Anderson: The new 2.8 million-sq-ft Parkland Memorial Hospital-the largest public health care project in the country built in one phase-opened its doors August 2015 in Dallas. The new hospital, which encompasses 862 licensed beds, 96 neonatal intensive care unit rooms, and a 120-bay emergency department, has been hailed as a model of digitally supported health care. We planned and designed the integrated-technology systems that enable the hospital's innovative model of connected care. Our integrated-technology design services included telecommunications, security, audio/video, network, and wireless as well as onsite IT project management services. The integrated-technology systems we designed for Parkland Memorial Hospital captures and records data, enhances security, and enables efficient operation in many ways.

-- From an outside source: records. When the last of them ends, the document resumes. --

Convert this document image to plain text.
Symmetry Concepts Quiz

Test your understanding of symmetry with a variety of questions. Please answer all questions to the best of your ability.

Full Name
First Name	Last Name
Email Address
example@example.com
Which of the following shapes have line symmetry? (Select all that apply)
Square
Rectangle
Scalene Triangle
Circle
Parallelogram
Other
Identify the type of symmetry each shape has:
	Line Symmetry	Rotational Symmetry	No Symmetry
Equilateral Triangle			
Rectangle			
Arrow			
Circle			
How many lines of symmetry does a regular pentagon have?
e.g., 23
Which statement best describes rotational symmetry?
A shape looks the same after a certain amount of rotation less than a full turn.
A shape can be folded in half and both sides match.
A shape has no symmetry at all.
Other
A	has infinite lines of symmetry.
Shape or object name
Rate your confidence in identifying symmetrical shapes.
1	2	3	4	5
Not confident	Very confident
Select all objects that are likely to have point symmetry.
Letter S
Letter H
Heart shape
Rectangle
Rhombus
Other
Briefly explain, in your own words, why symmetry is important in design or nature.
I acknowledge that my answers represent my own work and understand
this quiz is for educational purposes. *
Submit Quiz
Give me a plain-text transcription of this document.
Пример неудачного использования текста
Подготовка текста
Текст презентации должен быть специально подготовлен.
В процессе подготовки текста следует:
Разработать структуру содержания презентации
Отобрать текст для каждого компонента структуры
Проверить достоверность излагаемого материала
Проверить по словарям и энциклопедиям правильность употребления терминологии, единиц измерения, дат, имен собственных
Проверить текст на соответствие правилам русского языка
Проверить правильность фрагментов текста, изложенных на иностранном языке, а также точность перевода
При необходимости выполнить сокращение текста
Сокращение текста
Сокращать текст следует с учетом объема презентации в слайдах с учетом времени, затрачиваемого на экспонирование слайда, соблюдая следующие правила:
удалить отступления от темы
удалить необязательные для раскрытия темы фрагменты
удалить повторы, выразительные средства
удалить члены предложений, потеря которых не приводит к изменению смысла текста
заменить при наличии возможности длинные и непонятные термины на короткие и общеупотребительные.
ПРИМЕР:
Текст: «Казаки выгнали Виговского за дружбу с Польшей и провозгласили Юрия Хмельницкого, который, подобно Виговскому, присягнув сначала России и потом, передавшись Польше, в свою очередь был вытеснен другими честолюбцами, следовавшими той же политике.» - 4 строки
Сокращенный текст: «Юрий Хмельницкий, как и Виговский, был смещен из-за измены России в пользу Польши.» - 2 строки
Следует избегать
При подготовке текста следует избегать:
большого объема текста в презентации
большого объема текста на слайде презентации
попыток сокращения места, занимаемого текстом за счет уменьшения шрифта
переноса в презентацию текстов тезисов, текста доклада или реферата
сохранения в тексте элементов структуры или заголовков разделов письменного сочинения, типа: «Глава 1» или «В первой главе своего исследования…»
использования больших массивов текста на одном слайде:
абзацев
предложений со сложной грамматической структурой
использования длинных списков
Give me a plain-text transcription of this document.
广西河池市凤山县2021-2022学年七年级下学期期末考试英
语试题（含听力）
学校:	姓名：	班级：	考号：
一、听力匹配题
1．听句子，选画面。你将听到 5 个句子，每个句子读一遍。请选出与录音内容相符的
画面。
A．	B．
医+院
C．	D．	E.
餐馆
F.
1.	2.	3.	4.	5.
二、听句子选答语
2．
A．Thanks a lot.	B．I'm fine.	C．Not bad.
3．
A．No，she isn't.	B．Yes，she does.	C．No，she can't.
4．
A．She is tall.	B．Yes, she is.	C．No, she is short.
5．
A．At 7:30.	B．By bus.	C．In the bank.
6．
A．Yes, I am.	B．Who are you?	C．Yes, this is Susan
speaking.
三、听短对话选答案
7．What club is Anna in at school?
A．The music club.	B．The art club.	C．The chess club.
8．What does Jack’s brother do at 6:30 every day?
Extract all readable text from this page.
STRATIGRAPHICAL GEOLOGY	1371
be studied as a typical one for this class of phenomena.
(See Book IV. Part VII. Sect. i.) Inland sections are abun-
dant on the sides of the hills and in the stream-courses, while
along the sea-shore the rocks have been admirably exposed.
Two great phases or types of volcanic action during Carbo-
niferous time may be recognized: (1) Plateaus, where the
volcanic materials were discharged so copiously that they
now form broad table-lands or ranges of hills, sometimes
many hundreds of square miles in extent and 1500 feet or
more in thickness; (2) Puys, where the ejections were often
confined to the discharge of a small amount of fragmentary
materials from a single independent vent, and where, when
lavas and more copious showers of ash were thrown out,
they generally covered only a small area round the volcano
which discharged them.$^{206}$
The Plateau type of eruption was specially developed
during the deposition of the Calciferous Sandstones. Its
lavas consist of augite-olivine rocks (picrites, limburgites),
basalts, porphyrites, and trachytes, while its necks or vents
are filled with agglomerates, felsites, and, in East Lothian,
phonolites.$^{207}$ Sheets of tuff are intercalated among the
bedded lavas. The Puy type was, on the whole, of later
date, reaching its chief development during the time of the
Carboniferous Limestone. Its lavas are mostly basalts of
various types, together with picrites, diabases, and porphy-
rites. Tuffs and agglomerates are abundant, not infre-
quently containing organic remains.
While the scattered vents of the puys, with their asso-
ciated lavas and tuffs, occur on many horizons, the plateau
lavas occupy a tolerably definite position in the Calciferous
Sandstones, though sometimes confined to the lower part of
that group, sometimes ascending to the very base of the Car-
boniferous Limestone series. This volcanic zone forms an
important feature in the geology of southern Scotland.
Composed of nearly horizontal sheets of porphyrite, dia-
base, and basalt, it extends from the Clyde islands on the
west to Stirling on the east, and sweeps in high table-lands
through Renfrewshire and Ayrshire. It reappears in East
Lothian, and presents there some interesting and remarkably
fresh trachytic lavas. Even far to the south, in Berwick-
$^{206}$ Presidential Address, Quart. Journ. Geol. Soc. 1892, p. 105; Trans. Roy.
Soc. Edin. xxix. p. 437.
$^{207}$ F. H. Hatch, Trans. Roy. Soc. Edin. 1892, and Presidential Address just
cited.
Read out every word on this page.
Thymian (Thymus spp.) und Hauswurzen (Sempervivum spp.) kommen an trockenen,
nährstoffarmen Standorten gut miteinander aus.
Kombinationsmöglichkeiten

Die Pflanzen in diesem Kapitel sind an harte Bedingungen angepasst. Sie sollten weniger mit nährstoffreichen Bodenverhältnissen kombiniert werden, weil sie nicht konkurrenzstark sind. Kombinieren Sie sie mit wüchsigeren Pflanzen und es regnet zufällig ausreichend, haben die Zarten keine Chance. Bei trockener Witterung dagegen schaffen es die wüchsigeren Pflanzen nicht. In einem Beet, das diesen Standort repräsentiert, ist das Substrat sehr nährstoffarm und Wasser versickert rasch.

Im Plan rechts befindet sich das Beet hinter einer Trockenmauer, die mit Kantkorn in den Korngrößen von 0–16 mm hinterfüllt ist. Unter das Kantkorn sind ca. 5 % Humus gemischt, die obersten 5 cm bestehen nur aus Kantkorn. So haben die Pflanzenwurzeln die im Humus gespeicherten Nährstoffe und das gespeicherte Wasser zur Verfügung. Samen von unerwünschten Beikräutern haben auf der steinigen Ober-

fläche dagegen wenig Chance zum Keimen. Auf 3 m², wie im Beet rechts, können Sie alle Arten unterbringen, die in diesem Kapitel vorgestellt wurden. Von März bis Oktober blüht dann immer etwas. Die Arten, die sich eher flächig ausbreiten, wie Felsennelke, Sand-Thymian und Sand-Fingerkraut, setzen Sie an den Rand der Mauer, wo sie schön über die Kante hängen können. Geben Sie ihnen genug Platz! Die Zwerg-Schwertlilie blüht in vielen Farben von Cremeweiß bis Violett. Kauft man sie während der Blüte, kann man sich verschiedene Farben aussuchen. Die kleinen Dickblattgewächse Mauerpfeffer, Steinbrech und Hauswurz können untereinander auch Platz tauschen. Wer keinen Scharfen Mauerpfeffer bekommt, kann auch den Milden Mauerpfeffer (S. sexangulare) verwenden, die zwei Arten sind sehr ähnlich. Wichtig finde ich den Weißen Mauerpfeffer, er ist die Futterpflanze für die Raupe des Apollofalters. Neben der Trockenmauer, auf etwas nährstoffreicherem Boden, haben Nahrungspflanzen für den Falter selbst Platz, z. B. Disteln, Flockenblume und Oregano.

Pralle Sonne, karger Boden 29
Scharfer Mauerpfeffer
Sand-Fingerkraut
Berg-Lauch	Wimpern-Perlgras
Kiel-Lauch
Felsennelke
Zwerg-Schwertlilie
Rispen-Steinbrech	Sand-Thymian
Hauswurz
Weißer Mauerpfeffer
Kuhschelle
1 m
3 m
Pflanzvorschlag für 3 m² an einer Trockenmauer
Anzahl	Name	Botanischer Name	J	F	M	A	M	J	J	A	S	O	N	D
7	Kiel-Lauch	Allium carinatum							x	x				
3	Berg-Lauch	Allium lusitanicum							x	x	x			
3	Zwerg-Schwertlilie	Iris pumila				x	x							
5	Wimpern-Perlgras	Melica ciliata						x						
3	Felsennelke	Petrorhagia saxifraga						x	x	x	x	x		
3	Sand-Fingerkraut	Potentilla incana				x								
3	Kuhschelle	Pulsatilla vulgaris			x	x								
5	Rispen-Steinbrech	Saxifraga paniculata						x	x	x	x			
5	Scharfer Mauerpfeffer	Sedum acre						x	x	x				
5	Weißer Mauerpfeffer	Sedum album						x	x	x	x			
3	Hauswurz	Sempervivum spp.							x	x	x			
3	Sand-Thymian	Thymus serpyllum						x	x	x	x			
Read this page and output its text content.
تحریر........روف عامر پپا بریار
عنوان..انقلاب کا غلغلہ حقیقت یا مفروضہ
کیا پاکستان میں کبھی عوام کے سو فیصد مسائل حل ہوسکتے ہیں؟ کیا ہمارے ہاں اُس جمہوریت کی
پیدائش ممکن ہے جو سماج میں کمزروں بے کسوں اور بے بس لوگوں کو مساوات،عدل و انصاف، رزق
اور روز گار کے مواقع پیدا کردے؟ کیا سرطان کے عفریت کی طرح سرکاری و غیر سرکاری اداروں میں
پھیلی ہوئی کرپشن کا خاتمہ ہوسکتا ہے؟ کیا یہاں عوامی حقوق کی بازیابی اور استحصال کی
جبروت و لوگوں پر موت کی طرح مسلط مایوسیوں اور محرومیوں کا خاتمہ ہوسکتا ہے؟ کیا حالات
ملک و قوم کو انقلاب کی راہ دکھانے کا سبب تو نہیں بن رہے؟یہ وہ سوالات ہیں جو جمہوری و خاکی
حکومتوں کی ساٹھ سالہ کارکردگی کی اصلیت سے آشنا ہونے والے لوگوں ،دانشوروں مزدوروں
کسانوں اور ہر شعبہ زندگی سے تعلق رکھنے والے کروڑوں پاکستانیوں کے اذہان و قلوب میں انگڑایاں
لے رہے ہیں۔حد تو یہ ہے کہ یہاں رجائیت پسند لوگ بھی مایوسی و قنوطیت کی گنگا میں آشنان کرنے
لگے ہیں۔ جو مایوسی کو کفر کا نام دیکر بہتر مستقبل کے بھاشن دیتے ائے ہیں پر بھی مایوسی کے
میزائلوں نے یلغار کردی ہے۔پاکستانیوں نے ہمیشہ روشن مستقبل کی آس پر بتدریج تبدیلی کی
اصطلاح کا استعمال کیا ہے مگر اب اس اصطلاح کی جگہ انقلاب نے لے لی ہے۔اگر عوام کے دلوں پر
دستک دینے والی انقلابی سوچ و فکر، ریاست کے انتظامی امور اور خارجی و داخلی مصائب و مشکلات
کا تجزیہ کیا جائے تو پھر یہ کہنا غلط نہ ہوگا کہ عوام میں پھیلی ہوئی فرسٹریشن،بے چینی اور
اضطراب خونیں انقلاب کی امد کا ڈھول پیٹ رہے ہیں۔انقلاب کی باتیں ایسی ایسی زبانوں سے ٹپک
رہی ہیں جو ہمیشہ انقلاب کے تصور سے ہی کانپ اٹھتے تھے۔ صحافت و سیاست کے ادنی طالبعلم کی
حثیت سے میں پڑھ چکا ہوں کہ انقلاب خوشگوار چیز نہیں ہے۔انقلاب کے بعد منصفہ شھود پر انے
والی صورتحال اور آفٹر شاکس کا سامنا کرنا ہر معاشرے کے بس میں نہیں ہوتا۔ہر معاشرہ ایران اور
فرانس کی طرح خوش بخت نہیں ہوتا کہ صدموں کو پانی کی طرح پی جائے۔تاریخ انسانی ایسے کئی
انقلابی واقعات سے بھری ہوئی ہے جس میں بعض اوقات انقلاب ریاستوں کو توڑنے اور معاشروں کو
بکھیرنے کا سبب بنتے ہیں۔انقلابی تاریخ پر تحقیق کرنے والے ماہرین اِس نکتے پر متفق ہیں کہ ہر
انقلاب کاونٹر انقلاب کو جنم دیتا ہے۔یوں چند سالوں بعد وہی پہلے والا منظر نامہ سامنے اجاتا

Slagel: Our firm recently completed work for a multiphased expansion/remodel of the surgery and central sterile processing departments in a central Pennsylvania hospital. The project included construction of 10 new operating rooms and one endoscopy procedure room along with new pre-operation and post-anesthesia care unit space. The project also constructed a new area for the central sterile processing department to locate it in closer proximity to the operating theater. One of the key drivers for the MEP systems on this project was high reliability. Each operating room was designed with a pair of isolation power panels, with each served by a separate transfer switch and central uninterruptible power supply (UPS) source to ensure continuous power supply via redundant pathways. The HVAC system was designed to use multiple air handlers serving the surgery department such that equipment failure of one system would only impact a portion of the suite, permitting staff to continue procedures in the remaining available spaces.